Писать его, а тем более печатать было подлинным страданием для автора, так как он ненавидел печатать на машинке собственные рассказы. Но в легендарном любительском журнале «Сверхъестественные истории» это было обязательным условием для того, чтобы рассказ или роман был опубликован. Лавкрафт говорил так, имея в виду редактора вышеупомянутого журнала: «Да будет проклят Райт, отвергший работу, которая почти убила меня, пока я печатал её на машинке!» Это был очень долгий и неприятный опыт для Лавкрафта. Однако судьба не захотела, чтобы его роман обошли вниманием, и решила, что, в конце концов, он должен быть напечатан.

Вкратце, «Хребты безумия» повествуют о приключениях научной экспедиции в Антарктиде, но главный герой, перед тем, как начать свой рассказ, настойчиво предупреждает возможных читателей, что на этот континент не должна ступать нога человека, ведь там просыпаются ужасы, которые не должны быть освобождены.

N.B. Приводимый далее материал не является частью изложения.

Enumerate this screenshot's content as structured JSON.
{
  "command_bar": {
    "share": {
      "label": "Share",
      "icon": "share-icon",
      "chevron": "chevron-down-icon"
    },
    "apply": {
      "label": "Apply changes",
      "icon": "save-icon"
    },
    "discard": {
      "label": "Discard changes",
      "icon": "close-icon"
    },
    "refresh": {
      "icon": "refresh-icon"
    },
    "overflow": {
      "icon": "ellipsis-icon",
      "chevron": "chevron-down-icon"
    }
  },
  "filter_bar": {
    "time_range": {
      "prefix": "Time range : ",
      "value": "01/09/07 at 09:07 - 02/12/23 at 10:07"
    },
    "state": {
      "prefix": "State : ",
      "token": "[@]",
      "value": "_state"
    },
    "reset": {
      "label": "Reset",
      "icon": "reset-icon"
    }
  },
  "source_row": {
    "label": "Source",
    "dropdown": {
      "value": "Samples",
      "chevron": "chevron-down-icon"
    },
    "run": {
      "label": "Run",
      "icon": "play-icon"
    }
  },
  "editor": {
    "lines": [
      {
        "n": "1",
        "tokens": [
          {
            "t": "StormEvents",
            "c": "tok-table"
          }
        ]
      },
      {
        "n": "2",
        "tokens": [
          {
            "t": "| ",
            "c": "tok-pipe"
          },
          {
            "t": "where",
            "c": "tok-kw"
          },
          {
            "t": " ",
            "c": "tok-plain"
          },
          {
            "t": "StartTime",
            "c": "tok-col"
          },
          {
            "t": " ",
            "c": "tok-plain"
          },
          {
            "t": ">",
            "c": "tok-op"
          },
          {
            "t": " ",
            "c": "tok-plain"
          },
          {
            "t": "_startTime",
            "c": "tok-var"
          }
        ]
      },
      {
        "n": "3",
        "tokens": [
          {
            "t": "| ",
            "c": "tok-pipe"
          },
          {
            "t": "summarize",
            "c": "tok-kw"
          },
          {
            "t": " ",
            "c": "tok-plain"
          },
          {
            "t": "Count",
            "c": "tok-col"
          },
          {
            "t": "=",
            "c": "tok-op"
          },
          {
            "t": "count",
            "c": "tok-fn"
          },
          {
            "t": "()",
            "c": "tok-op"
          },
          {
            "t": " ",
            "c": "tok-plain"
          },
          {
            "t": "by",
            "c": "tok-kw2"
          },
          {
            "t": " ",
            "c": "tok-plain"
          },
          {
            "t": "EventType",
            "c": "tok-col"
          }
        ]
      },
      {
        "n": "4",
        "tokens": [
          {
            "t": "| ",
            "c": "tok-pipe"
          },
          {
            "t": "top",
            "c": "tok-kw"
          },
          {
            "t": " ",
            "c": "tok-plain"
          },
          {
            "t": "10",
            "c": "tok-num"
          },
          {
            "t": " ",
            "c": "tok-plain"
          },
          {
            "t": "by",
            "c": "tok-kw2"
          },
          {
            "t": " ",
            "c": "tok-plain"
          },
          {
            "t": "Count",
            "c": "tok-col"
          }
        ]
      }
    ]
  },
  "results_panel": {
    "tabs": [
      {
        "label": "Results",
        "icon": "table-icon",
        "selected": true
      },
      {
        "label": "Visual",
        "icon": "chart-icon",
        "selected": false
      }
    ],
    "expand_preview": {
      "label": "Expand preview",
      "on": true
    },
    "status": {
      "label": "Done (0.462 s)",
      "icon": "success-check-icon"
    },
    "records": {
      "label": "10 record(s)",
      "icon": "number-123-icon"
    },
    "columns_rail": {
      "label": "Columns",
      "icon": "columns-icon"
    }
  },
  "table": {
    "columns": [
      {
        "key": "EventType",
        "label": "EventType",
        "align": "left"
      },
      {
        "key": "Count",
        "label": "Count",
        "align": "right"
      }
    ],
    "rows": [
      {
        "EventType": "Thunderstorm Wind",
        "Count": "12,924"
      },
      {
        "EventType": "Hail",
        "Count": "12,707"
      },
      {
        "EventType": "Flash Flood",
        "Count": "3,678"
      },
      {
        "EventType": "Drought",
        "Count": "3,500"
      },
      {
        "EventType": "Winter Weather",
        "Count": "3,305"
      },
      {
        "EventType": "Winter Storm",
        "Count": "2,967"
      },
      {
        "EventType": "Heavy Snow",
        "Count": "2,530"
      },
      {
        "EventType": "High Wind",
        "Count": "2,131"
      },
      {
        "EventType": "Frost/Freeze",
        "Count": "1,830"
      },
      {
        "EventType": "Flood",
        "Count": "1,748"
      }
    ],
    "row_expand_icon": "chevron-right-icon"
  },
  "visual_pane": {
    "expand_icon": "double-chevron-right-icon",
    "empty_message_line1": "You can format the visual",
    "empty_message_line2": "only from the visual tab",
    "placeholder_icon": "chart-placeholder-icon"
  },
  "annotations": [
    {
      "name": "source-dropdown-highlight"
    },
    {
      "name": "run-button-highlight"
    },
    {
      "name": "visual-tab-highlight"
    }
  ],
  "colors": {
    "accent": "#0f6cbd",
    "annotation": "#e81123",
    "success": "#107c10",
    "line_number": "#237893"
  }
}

Ужас, в который нельзя вмешиваться – раса Древних и их рабов шогготов. В лавкрафтовской мифологии Древние – ужасные божества, спустившиеся с неба и основавшие на Антарктиде первое поселение. Эти звездоголовые гиганты создали человека и шогготов (существа, послушные в начале, но позднее восставшие против господ). Трудно избежать искушения сравнить это восстание с библейским сражением между Богом и его верными ангелами против первого мятежника, Люцифера или Прометея. Древние защитились от этой угрозы с помощью оружия, такого же опустошительного как атомная бомба. «Древние использовали странное оружие молекулярного и атомного действия против мятежников и, в конце концов, одержали победу». Необходимо вспомнить, что только в 1945 году атомные бомбы упадут на Хиросиму и Нагасаки. Пророческий характер работы Лавкрафта – ещё один из многих других, вызывающих беспокойство, аспектов его творчества.

В повествовании постоянно возникают ссылки на жуткую книгу запрещённого знания – «Некрономикон» безумного араба Абдулы Альхазреда. Этот тёмный текст – основная составная часть в рассказах Лавкрафта, источник его космогонии и теологии. «Некрономикон» читали некоторые члены антарктических экспедиций, например, Дэнфорт, эксперт и «человек, много читающий на странные темы, постоянно говоривший о По». Он был одним из тех несчастных, кому довелось рассмотреть проклятую книгу. Дэнфорт, имея в виду «Некрономикон», делает робкие попытки доказать, что таинственное Плато Лэнг, эта мрачная местность, пугавшая Альхазреда, на самом деле – древнее название, указывающее на Антарктиду.

Атмосфера ужаса романа передана в пейзаже и обстановке, а не в сюжете. Действительно, Лавкрафт всегда был верен своему принципу, согласно которому самое важное в литературе – не столько сюжет, но атмосфера и обстановка, созданная писателем, а также омерзительные ощущения, испытываемые читателем. Анджела Картер в своём исследовании «Пейзажи Лавкрафта», указывает по этому поводу следующее: «Антарктида Лавкрафта – наиболее ужасающий из всех его пейзажей. Опустошённое царство льда и погибели, место, откуда приходили «туман и смерть»; с одной стороны, возвышенный взгляд на реальную Антарктиду, с другой – видение отвратительного Плато Лэнг, крыши мира». Лавкрафт, прежде всего, являвшийся внимательным наблюдателем и психологом, создал крайне негостеприимное и враждебное описание Земли, единственное в своём роде. Каждая часть южного континента описана им как безвыходные врата Смерти. Эти части представлены Ветром, Одиночеством, Расстоянием, Легендами, Льдом, Запахом и, конечно же, обитателями этого бесплодного континента, скрывающимися в зловещей белизне. В качестве основного примера, можно вспомнить некоторые линии романа, описывающие звук ветра: «Ужасный антарктический ветер прерывисто дул, звуки его завываний походили на эхо диковатых свирелей, вызывающие во мне подсознательное беспокойство и чувство угрозы».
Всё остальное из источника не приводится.